Cannabis regulators can assess fines on the businesses ranging from $10,000 a day, up to $20,000 a day if they continue to sell after a violation notice.
Gov. Hochul also issued a warning to the landlords who have turned their eye to the actions of the tenants selling unregulated product.
"We've got a new process to shut down illegal operators and to keep them shut until the fines are paid. If it continues, the Office of Cannabis management will work with the State Attorney General's Office and issue restraining orders and issues of closure.
There's different layers here now that were not in place when this industry first was born. These procedures can not just be brought against the store owner, but the property itself, the building owner. That's a warning to all the landlords out there, saying you really want to risk this, not just your reputation, but this is going to hit you monetarily as well."
Aaron Van Camp, a conditional adult-use recreational dispensary (CAURD) license holder who plans on opening a store in Buffalo the near future, weighs in on the crackdown.
"As a business person, I recognize that it will help me. At the same time, as someone who spent a lot of time in jail for marijuana, I'm never pleased to see anything bad or harmful result from people who just want to enjoy pot. I hope everybody gets compliant. I would wish that they would. But at the same time, I'm not going to ever cheer for anyone being busted or anything bad happening."
Van Camp believes that some sticker shops were going to run themselves out of business, because of the unregulated product they are selling, which is not always what is advertised. Van Camp wishes that some of the honest, unlicensed sellers, who actually care about the business and sell what they grow or advertise, would eventually comply.
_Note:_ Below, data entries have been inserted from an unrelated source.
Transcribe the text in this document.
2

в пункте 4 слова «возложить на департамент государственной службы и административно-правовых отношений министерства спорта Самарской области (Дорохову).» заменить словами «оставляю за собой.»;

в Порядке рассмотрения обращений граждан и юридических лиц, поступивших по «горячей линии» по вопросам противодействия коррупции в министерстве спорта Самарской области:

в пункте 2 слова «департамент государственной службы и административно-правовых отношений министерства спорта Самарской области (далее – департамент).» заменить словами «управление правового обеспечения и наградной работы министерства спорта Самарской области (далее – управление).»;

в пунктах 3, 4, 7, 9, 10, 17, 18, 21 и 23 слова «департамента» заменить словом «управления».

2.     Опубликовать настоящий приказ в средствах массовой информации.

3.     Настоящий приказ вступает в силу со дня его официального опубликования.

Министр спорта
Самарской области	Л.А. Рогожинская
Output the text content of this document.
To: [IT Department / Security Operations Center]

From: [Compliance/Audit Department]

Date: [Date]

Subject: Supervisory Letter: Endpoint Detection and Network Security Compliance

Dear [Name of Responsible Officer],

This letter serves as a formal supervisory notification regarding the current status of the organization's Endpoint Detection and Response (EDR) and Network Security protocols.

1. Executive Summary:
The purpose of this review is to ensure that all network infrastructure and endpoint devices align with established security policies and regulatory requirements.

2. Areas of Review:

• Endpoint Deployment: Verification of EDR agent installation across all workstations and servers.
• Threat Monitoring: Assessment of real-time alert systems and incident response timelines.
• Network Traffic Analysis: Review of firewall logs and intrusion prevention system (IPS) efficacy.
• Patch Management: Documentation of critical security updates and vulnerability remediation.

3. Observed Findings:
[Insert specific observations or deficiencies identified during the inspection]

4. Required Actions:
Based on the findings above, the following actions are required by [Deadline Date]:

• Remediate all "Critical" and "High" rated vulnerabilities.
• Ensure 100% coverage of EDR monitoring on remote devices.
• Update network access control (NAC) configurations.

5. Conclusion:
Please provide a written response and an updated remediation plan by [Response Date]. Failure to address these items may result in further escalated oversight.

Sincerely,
"The sticker stores, I think, they're going to run each other out of business just with garbage products, bad sprayed CBD with THC distillate and weird, horrible things, some of them are going to thrive and I do respect those people, because they are people that I have known for a long time. I don't want to see them go away, I wish they would be able to get licenses."
To qualify for the first round of CAURD licenses, you or someone in your family had to, at one point, be incarcerated for selling marijuana. Van Camp acknowledges that some growers and sellers were not able to apply.